The respondents' views are summarised as follows:
Many mainland companies in Hong Kong use the city as the first port of call in their going-out strategy. They first establish their presence in the local market and then leverage Hong Kong’s leading edge in financial and professional services, including capital flow, corporate governance, and tax, accounting, legal and other professional services, to help them to exploit overseas markets.

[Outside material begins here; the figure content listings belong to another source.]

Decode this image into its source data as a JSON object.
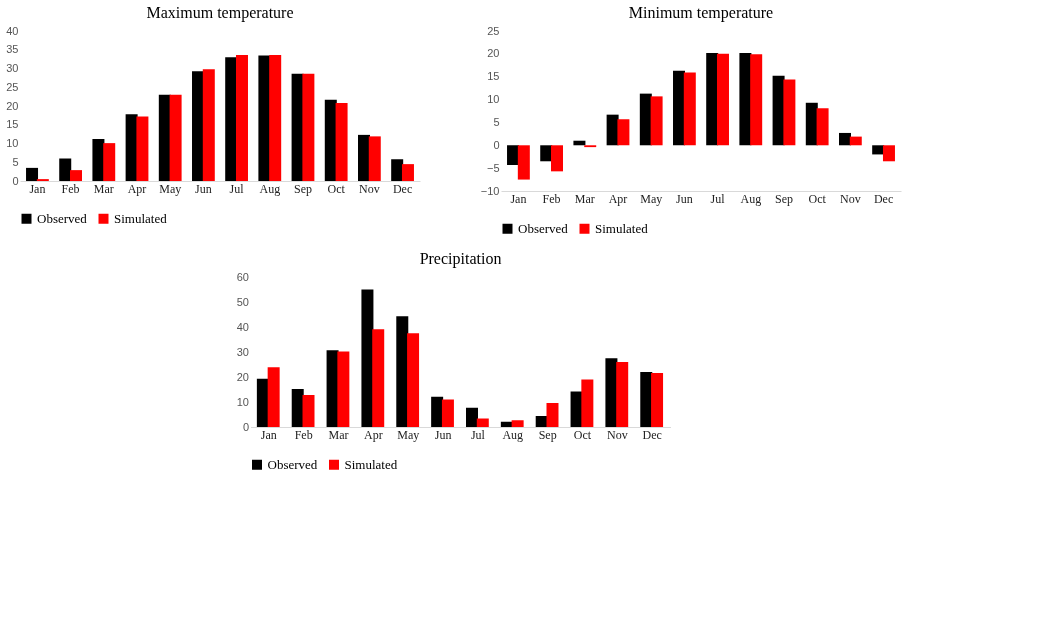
{
  "chart_data": [
    {
      "type": "bar",
      "title": "Maximum temperature",
      "categories": [
        "Jan",
        "Feb",
        "Mar",
        "Apr",
        "May",
        "Jun",
        "Jul",
        "Aug",
        "Sep",
        "Oct",
        "Nov",
        "Dec"
      ],
      "ylim": [
        0,
        40
      ],
      "yticks": [
        0,
        5,
        10,
        15,
        20,
        25,
        30,
        35,
        40
      ],
      "grid": false,
      "legend": "bottom",
      "series": [
        {
          "name": "Observed",
          "color": "#000000",
          "values": [
            3.5,
            6,
            11.2,
            17.8,
            23,
            29.3,
            33,
            33.5,
            28.6,
            21.7,
            12.3,
            5.8
          ]
        },
        {
          "name": "Simulated",
          "color": "#ff0000",
          "values": [
            0.5,
            2.9,
            10.1,
            17.2,
            23,
            29.8,
            33.6,
            33.6,
            28.6,
            20.8,
            11.9,
            4.5
          ]
        }
      ]
    },
    {
      "type": "bar",
      "title": "Minimum temperature",
      "categories": [
        "Jan",
        "Feb",
        "Mar",
        "Apr",
        "May",
        "Jun",
        "Jul",
        "Aug",
        "Sep",
        "Oct",
        "Nov",
        "Dec"
      ],
      "ylim": [
        -10,
        25
      ],
      "yticks": [
        -10,
        -5,
        0,
        5,
        10,
        15,
        20,
        25
      ],
      "grid": false,
      "legend": "bottom",
      "series": [
        {
          "name": "Observed",
          "color": "#000000",
          "values": [
            -4.3,
            -3.5,
            1.0,
            6.7,
            11.3,
            16.3,
            20.2,
            20.2,
            15.2,
            9.3,
            2.7,
            -2.0
          ]
        },
        {
          "name": "Simulated",
          "color": "#ff0000",
          "values": [
            -7.5,
            -5.7,
            -0.4,
            5.7,
            10.7,
            15.9,
            20.0,
            19.9,
            14.4,
            8.1,
            1.9,
            -3.5
          ]
        }
      ]
    },
    {
      "type": "bar",
      "title": "Precipitation",
      "categories": [
        "Jan",
        "Feb",
        "Mar",
        "Apr",
        "May",
        "Jun",
        "Jul",
        "Aug",
        "Sep",
        "Oct",
        "Nov",
        "Dec"
      ],
      "ylim": [
        0,
        60
      ],
      "yticks": [
        0,
        10,
        20,
        30,
        40,
        50,
        60
      ],
      "grid": false,
      "legend": "bottom",
      "series": [
        {
          "name": "Observed",
          "color": "#000000",
          "values": [
            19.3,
            15.2,
            30.7,
            55,
            44.3,
            12.1,
            7.7,
            2.1,
            4.4,
            14.2,
            27.5,
            22
          ]
        },
        {
          "name": "Simulated",
          "color": "#ff0000",
          "values": [
            23.9,
            12.8,
            30.2,
            39.1,
            37.5,
            11,
            3.4,
            2.7,
            9.6,
            19,
            26,
            21.6
          ]
        }
      ]
    }
  ]
}
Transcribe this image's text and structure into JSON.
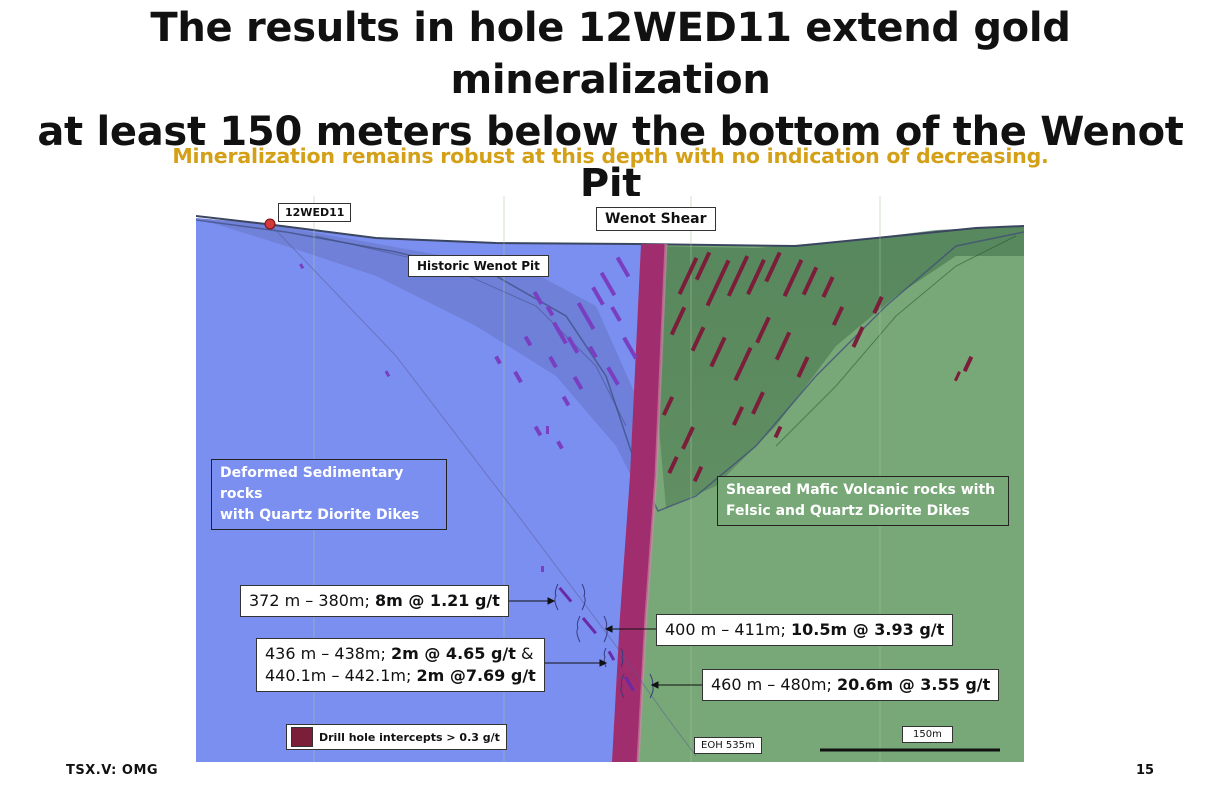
{
  "slide": {
    "title_line1": "The results in hole 12WED11 extend gold mineralization",
    "title_line2": "at least 150 meters below the bottom of the Wenot Pit",
    "subtitle": "Mineralization remains robust at this depth with no indication of decreasing.",
    "footer_ticker": "TSX.V: OMG",
    "page_number": "15"
  },
  "diagram": {
    "hole_label": "12WED11",
    "shear_label": "Wenot Shear",
    "pit_label": "Historic Wenot Pit",
    "rock_left_line1": "Deformed Sedimentary rocks",
    "rock_left_line2": "with Quartz Diorite Dikes",
    "rock_right_line1": "Sheared Mafic Volcanic rocks with",
    "rock_right_line2": "Felsic and Quartz Diorite  Dikes",
    "legend_label": "Drill hole intercepts > 0.3 g/t",
    "eoh_label": "EOH 535m",
    "scale_label": "150m",
    "colors": {
      "sedimentary": "#7b8ff0",
      "volcanic": "#78a877",
      "shear": "#a02d6e",
      "intercepts": "#7a1e3a"
    }
  },
  "intercepts": [
    {
      "range": "372 m – 380m; ",
      "result": "8m @ 1.21 g/t"
    },
    {
      "range": "400 m – 411m; ",
      "result": "10.5m @ 3.93 g/t"
    },
    {
      "range": "436 m – 438m; ",
      "result": "2m @ 4.65 g/t",
      "suffix": " &"
    },
    {
      "range": "440.1m – 442.1m; ",
      "result": "2m @7.69 g/t"
    },
    {
      "range": "460 m – 480m; ",
      "result": "20.6m @ 3.55 g/t"
    }
  ]
}
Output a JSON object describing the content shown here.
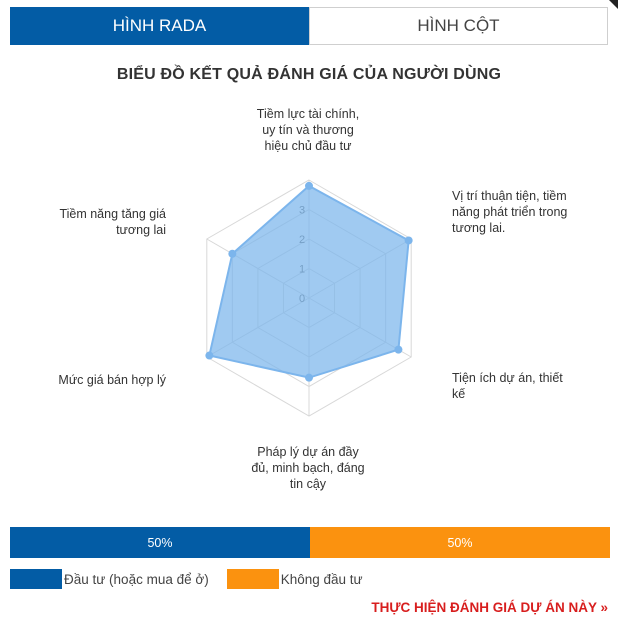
{
  "tabs": [
    {
      "label": "HÌNH RADA",
      "active": true
    },
    {
      "label": "HÌNH CỘT",
      "active": false
    }
  ],
  "chart_data": {
    "type": "radar",
    "title": "BIỂU ĐỒ KẾT QUẢ ĐÁNH GIÁ CỦA NGƯỜI DÙNG",
    "axes": [
      "Tiềm lực tài chính, uy tín và thương hiệu chủ đầu tư",
      "Vị trí thuận tiện, tiềm năng phát triển trong tương lai.",
      "Tiện ích dự án, thiết kế",
      "Pháp lý dự án đầy đủ, minh bạch, đáng tin cậy",
      "Mức giá bán hợp lý",
      "Tiềm năng tăng giá tương lai"
    ],
    "series": [
      {
        "values": [
          3.8,
          3.9,
          3.5,
          2.7,
          3.9,
          3.0
        ],
        "color": "#7cb5ec"
      }
    ],
    "rlim": [
      0,
      4
    ],
    "ticks": [
      "0",
      "1",
      "2",
      "3"
    ],
    "grid": true
  },
  "distribution": {
    "segments": [
      {
        "percent": 50,
        "label": "50%",
        "color": "#035ca5"
      },
      {
        "percent": 50,
        "label": "50%",
        "color": "#fb920f"
      }
    ]
  },
  "legend": [
    {
      "label": "Đầu tư (hoặc mua để ở)",
      "color": "#035ca5"
    },
    {
      "label": "Không đầu tư",
      "color": "#fb920f"
    }
  ],
  "cta": {
    "label": "THỰC HIỆN ĐÁNH GIÁ DỰ ÁN NÀY »"
  }
}
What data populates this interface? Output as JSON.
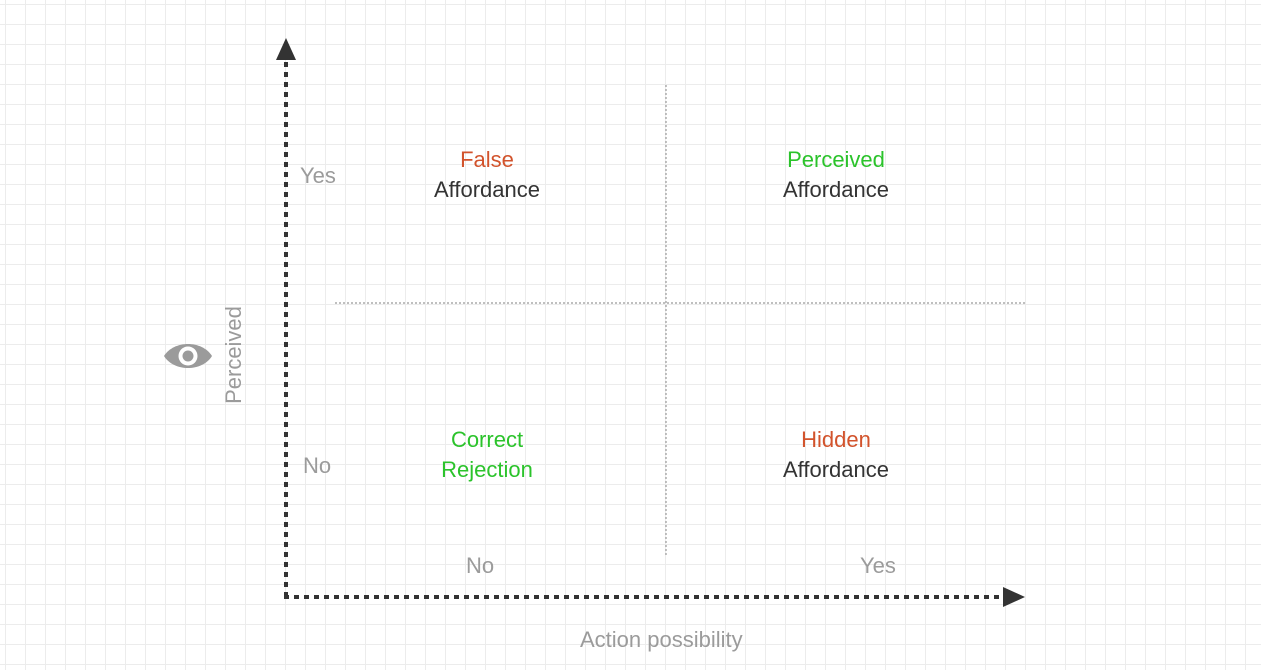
{
  "axes": {
    "x_title": "Action possibility",
    "y_title": "Perceived",
    "x_ticks": [
      "No",
      "Yes"
    ],
    "y_ticks": [
      "Yes",
      "No"
    ]
  },
  "quadrants": {
    "top_left": {
      "line1": "False",
      "line2": "Affordance"
    },
    "top_right": {
      "line1": "Perceived",
      "line2": "Affordance"
    },
    "bottom_left": {
      "line1": "Correct",
      "line2": "Rejection"
    },
    "bottom_right": {
      "line1": "Hidden",
      "line2": "Affordance"
    }
  },
  "icons": {
    "y_axis_icon": "eye-icon"
  },
  "colors": {
    "axis": "#333333",
    "tick_label": "#9b9b9b",
    "positive": "#2bc32b",
    "negative": "#d2532c",
    "text": "#333333",
    "divider": "#999999"
  }
}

As a leading financial and trading centre of the Asia-Pacific region with professional services to international standards, Hong Kong attracts mainland companies setting up regional headquarters/regional offices for the Asia-Pacific or international markets. Hong Kong resources and expertise can then help them to expand into the ASEAN market in Southeast Asian countries like Malaysia and Indonesia and explore market opportunities in the Middle East and other BRI
Meanwhile, mainland companies in Hong Kong generally have a high opinion of the knowledge base in the territory, believing that the understanding of international business regulations and familiarity with the mainland business environment and culture will help the companies co-operate better with global partners and assist them in their communications with foreign companies, which are vital to their efforts to build and maintain international business.
Mainland companies are keen to use Hong Kong’s open environment to bring in foreign goods and technologies to better develop and serve the mainland market. “Going global” can also help mainland companies find foreign partners to expand their mainland business, better integrate into the national development blueprint, and better bring into play the crucial role of domestic and international dual circulation.
[1] On 18 October 2023, Chinese President Xi Jinping delivered a keynote speech entitled “Building An Open, Inclusive and Interconnected World for Common Development” at the Third Belt and Road Forum for International Co-operation. In this speech, he announced eight major initiatives China will take to support the joint pursuit of high‑quality BRI co‑operation. The eight initiatives include building a multidimensional BRI connectivity network, supporting an open world economy, carrying out practical co‑operation, promoting green development, advancing scientific and technological innovation, supporting people‑to‑people exchanges, promoting integrity‑based BRI co‑operation, and strengthening institutional building for international BRI co‑operation. (For further details, see President Xi Announces Raft of Eight New BRI Initiatives.)